When the words ‘Windows tablet” are mentioned, we usually think of Microsoft’s Surface Pro series and its four-figure price tag. But Archos has announced a small-form-factor Windows tablet for the eye-catching price of $149.
The Archos 80 Cesium tablet includes an 8-inch IPS screen offering 1,280x800 resolution, all for the price one usually associates with an Android tablet. Inside Archos has included an “Intel quad-core processor” of unknown design—Archos isn’t divulging those details right now.
The Cesium tablet is just one of the products Archos will be showing off next week at the IFA show in Berlin—including a complementary Archos Windows Phone, the Archos 40 Cesium. The $99, 4-inch phone runs Windows Phone 8.1, and is powered by a Qualcomm Snapdragon 200 quad-core processor. That’s the same processor that’s expected to power the low-end Lumia 530 as well. The phone will come with yellow, blue, and black cases.
Windows tablets on the rise?
For months, Intel executives have promised that a wave of inexpensive 64-bit Android and Windows tablets would ride its Atom chips and ship in the latter half of the year. Among those were HP’s ElitePad 1000 G2 and ProPad 600 G1, targeted at business users. But while early 8-inch Windows tablets like the Acer Iconia W3 surfaced at Microsoft’s Build conference in 2013, they lacked the processing horsepower and the screen to make them much more than a novelty. The next generation of Windows tablets is expected to be more potent.
That’s good news for Intel, Microsoft, and hardware makers alike, given that the Windows PC ecosystem has struggled to find a hook upon which to sell Windows hardware. At IFA, Intel is expected to announce more details of its “Broadwell” chips, dubbed the Core M, which should help invigorate the market in time for the holidays. Microsoft may release a technical preview of its Windows 9 or “Threshold” operating system, as well.
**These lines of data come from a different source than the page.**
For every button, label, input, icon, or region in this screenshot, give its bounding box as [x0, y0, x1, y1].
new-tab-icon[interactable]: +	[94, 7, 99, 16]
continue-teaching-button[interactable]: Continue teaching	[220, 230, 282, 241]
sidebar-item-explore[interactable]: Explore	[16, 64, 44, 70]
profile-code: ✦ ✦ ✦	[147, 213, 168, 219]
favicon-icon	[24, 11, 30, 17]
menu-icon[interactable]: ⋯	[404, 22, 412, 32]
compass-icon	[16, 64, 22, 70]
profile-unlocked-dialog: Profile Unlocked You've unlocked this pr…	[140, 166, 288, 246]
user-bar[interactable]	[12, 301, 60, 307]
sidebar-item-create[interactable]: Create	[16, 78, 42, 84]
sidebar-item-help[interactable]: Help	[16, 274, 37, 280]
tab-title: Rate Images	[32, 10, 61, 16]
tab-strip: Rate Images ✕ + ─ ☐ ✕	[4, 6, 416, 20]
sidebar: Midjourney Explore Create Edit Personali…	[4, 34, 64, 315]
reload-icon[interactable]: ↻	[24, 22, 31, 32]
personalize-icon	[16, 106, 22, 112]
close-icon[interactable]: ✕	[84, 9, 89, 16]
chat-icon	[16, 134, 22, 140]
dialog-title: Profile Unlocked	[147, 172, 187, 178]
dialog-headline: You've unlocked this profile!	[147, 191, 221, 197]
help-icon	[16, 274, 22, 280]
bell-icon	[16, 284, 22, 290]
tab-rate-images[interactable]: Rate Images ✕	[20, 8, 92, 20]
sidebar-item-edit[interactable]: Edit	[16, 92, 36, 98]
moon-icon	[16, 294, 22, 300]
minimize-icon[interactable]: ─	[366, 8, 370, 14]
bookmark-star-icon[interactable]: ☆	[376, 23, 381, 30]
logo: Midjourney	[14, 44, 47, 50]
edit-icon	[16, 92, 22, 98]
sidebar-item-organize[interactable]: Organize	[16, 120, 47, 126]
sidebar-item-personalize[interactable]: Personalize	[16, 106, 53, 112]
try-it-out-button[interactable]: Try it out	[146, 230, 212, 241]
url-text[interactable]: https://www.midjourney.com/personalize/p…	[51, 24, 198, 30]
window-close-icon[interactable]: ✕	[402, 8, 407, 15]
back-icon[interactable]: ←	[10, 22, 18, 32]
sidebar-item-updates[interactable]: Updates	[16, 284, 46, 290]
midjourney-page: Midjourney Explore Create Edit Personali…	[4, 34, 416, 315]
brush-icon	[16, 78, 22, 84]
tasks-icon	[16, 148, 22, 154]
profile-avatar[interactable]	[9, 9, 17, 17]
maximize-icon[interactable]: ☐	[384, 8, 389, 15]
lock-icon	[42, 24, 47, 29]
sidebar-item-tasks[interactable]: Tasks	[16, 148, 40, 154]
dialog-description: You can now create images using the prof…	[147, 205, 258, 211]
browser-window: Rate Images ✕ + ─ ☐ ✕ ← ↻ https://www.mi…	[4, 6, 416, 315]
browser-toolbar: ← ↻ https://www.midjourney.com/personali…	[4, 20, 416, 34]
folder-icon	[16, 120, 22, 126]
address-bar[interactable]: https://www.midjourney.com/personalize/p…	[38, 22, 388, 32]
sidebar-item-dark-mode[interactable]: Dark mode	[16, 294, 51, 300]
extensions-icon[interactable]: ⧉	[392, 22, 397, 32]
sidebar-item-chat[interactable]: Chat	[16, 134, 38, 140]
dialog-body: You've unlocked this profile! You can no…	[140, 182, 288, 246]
Archos also plans to announce the Archos 50b Platinum, a $149 Android Kitkat smartphone with a 5-inch IPS screen and dual-SIM capabilities for overseas markets. A smaller version, the Archos 50c, is also planned for a September launch. Archos also said that it would ship a $249 1080p tablet, the Archos 1010 Oxygen.
Still, one of the reasons Android has taken off is its low cost of adoption. With Microsoft’s decision to eliminate licensing fees for sub-9-inch devices, plus low-cost processors from Intel, the Windows tablet market could become a reality.